The current standard for Wi-Fi, IEEE 802.11n, can offer bandwidth of up to about 100M bits per second, using either the 2.4GHz or 5GHz frequency bands. This falls short of the potential 1G bits per second offered by the Gigabit Ethernet cards now installed in most new personal computers and laptops.
That disparity will close over the next few years, the panelists argued. Engineers are working on two next-generation 802.11 standards that should produce Gigabit-level bandwidth: 802.11ac (which will use the 6GHz band) and 802.11ad (which will use a 60GHz channel).
The 802.11ac specification "is definitely something to keep watching; it will be the network" after 802.11n, said Bob Friday, a director of strategic initiatives for Cisco's wireless, security and routing technology group.
In either case, this next generation of 802.11 hardware may not show up until 2012 at least. "The chip manufacturers are investigating this, but as far as having something concrete to alpha test, they are not really talking about it. Until they can come to us and say here is our base code and chipset, it's not real," said Devin Akin, chief Wi-Fi architect for WLAN equipment provider Aerohive.
Comparing bandwidths between wired and wireless may not be a useful indicator anyway. Meru's Epstein noted that while many deployments today use Gigabit Ethernet connections, it hasn't been a driving requirement for the enterprise, which may not require that much bandwidth for each endpoint anyway. It is simply the standard that is in place.
Farpoint's Mathias noted that wireless offers advantages over wired networks. It's easier to add wireless than wired clients to networks, wireless networks don't suffer outages from faulty cables, and though electromagnetic noise can be a problem, Wi-Fi was built to work in noisy environments -- it can step down the bandwidth to work around noise issues caused by microwaves, XBox controllers and other Wi-Fi networks in its range.
Still, panelists agreed that Wi-Fi needs more management tools and practices before it can be considered a full-fledged alternative to LANs.
"It needs to be reliable to the point where you just put the network up and it works. You need to not worry about device behaviors, or load balancing or any of that. The system needs to figure out a lot of it itself," Epstein said. "With the right wireless technology, you can make wireless technology work like wired technology."
HP's Lindsay noted that while networking administrations understand much of wireless technologies, there are elements not well-known by those without wireless experience. "Engineering a wireless network is different than how a wired network is engineered," he said.

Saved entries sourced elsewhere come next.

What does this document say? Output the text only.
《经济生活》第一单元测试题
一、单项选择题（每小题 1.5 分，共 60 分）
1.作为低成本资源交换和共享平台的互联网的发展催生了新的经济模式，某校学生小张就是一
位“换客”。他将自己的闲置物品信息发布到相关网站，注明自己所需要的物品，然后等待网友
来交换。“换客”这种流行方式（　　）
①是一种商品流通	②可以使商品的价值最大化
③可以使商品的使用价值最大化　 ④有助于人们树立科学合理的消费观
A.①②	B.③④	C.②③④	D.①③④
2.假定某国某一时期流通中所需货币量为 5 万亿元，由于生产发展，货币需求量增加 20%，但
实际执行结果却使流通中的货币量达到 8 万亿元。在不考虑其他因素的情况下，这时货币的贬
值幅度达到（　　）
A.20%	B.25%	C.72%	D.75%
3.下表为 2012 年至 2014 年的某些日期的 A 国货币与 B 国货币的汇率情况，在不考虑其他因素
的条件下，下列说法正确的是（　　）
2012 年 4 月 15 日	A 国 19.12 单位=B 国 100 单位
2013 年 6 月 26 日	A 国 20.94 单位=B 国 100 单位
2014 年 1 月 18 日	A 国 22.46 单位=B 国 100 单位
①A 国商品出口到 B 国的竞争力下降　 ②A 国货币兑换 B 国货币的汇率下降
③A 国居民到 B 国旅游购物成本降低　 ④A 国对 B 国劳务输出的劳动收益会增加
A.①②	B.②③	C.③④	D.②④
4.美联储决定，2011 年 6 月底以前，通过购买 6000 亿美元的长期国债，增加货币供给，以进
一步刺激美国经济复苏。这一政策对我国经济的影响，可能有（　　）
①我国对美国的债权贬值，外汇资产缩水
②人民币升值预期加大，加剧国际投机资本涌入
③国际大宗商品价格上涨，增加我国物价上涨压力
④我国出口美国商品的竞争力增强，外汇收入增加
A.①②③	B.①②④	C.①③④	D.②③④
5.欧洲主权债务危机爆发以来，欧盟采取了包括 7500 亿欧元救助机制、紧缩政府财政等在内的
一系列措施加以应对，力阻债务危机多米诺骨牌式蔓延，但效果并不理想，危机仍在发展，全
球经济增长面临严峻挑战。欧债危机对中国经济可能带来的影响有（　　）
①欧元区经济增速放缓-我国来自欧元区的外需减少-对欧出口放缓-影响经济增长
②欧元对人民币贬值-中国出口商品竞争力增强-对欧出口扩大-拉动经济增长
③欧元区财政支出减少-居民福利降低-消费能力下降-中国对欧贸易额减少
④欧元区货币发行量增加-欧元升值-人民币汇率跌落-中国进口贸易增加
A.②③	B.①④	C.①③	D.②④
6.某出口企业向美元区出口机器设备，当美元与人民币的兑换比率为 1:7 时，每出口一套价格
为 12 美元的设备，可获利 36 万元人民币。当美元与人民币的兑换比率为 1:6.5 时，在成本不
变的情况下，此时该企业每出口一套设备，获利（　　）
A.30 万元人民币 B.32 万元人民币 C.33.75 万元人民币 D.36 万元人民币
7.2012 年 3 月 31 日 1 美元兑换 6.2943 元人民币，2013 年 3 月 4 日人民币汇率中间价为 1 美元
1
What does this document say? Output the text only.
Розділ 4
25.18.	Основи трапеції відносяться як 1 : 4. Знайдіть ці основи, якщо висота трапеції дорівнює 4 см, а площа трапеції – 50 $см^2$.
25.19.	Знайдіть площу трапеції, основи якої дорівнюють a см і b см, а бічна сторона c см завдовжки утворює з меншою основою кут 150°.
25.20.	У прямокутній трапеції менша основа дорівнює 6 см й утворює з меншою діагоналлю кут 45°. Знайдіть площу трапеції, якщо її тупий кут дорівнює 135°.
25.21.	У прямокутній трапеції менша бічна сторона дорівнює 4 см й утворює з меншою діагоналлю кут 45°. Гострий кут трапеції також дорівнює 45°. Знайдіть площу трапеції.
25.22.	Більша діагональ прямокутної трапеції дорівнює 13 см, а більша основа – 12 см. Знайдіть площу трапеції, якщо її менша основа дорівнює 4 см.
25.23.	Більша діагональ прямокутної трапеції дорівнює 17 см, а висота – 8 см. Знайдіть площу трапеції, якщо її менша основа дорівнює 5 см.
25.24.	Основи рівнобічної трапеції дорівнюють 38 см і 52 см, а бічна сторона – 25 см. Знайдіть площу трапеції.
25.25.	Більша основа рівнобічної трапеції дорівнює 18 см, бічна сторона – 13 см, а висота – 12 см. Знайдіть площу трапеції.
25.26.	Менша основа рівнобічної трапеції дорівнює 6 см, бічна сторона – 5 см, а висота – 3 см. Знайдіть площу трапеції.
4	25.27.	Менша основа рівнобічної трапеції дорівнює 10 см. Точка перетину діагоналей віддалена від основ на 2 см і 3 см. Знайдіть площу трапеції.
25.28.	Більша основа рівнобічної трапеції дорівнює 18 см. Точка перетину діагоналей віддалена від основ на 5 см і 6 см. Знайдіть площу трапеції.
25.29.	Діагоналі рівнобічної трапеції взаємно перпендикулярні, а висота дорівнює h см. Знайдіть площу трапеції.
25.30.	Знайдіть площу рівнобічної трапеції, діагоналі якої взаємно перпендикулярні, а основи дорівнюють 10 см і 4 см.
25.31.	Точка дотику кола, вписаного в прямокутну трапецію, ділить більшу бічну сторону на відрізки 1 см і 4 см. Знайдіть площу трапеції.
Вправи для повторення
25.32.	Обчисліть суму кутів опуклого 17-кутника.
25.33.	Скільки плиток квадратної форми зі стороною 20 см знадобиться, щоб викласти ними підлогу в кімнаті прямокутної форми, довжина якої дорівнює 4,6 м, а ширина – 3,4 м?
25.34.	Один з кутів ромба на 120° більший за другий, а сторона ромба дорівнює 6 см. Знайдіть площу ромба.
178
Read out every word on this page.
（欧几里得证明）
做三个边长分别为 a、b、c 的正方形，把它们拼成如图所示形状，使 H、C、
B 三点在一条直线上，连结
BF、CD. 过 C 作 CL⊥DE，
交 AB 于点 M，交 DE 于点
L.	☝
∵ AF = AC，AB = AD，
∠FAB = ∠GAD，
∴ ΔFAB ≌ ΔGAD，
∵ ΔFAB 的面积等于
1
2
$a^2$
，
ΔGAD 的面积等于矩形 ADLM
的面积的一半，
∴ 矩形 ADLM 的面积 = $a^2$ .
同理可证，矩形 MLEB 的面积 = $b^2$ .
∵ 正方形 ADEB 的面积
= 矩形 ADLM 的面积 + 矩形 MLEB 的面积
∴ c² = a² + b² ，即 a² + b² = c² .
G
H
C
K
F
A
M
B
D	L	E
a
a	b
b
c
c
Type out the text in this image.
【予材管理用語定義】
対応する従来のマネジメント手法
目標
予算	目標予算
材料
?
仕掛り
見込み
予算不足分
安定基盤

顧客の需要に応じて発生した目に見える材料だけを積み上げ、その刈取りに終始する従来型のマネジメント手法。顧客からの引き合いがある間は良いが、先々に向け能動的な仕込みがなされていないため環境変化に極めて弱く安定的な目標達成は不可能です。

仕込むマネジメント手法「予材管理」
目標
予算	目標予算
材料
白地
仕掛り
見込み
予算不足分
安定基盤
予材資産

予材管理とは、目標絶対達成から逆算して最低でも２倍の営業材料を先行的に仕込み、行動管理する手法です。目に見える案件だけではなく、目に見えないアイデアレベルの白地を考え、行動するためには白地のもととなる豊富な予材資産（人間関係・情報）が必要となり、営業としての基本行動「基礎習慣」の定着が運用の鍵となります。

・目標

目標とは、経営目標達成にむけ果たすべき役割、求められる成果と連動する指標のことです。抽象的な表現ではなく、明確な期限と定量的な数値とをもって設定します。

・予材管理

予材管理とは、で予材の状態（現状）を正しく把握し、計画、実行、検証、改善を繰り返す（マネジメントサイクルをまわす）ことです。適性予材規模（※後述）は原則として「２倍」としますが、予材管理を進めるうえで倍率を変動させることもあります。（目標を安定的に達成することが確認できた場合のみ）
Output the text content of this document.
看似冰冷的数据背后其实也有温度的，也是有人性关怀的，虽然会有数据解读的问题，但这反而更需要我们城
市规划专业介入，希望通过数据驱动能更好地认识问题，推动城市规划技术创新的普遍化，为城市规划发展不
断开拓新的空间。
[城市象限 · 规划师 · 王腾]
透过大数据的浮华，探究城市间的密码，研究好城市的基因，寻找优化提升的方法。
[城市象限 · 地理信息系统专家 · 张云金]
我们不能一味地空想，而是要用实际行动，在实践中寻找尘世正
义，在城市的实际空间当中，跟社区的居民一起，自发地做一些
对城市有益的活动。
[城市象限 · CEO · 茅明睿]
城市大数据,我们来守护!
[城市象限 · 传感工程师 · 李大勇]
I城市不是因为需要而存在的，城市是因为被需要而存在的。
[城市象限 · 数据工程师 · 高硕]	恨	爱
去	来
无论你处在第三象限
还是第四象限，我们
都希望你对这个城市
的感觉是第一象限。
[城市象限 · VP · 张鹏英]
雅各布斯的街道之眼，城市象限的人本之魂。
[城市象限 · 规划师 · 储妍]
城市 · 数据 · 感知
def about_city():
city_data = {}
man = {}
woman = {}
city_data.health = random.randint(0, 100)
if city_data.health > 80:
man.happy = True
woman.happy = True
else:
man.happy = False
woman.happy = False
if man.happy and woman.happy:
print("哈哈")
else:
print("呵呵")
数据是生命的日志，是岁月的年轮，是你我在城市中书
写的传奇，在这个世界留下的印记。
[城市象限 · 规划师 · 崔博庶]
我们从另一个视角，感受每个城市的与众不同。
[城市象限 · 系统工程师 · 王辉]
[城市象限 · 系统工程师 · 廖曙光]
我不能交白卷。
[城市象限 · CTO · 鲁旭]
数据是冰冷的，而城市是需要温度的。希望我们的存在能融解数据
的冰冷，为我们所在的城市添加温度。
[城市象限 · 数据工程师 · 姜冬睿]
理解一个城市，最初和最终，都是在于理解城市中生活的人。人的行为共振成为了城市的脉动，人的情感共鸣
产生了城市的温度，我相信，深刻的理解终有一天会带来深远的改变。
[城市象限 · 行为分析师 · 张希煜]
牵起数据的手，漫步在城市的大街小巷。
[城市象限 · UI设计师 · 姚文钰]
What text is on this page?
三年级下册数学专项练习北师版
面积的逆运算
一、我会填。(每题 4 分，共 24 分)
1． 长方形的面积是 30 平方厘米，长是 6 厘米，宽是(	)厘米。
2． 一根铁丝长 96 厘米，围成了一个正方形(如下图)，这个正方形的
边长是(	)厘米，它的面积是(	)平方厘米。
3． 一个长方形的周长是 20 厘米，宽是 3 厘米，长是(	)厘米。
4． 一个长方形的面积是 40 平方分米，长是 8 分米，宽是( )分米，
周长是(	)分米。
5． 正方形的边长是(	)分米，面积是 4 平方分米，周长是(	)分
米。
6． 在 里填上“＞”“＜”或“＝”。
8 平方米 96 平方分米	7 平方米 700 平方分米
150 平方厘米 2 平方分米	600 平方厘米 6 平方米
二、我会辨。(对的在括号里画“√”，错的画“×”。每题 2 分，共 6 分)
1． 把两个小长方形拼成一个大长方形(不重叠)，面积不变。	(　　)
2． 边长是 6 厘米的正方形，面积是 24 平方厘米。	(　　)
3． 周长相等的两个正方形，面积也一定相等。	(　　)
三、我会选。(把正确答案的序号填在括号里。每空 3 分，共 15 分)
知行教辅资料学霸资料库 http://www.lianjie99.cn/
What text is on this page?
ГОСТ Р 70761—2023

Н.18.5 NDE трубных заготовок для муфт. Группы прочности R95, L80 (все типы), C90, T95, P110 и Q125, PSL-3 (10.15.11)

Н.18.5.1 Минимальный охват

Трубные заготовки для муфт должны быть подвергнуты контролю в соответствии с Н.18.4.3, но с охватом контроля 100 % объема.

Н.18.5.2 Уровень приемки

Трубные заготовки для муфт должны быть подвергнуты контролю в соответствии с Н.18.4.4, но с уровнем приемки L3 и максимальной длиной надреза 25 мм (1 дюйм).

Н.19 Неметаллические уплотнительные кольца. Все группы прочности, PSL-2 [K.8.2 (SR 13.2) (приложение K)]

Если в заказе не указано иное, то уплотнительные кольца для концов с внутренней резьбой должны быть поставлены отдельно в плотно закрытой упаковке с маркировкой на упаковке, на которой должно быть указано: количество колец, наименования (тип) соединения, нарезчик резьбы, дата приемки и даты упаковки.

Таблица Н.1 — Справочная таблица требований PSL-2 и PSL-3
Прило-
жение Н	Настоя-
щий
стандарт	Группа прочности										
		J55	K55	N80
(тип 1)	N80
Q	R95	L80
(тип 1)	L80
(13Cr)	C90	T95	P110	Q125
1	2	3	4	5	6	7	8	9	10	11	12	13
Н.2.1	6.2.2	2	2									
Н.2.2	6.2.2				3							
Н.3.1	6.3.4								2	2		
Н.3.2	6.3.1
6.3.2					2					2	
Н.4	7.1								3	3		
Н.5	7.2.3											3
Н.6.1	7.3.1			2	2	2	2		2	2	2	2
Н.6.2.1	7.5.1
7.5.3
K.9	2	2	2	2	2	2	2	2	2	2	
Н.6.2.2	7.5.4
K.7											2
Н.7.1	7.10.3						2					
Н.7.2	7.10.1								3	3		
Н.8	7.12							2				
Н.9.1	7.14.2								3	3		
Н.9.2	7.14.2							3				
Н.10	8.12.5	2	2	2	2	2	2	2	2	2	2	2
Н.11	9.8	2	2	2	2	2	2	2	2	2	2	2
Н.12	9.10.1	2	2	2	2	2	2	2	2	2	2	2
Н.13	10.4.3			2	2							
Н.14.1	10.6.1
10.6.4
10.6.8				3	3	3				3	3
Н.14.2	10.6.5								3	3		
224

Aruba's Hawthorne noted that organizations have to think about scaling their wireless networks like they do their wired networks. For instance, most organizations set up subnets to organize their networks, yet this is not done as frequently for wireless networks. As a result, he has seen wireless networks with 4,000 clients on a single subnet.
Perhaps the best approach, for the short term, may not come in an either-or answer, but rather a hybrid approach.
Lindsay noted that while HP has the equipment that would allow an organization to set up an all-wireless infrastructure, in fact most customers go with a hybrid model, one that combines wires and wireless into a single network architecture.
"We'll architect a network any way the customer would like it architected," Lindsay said. "But what we end up finding is that [customers don't want] all wired or wireless, but both."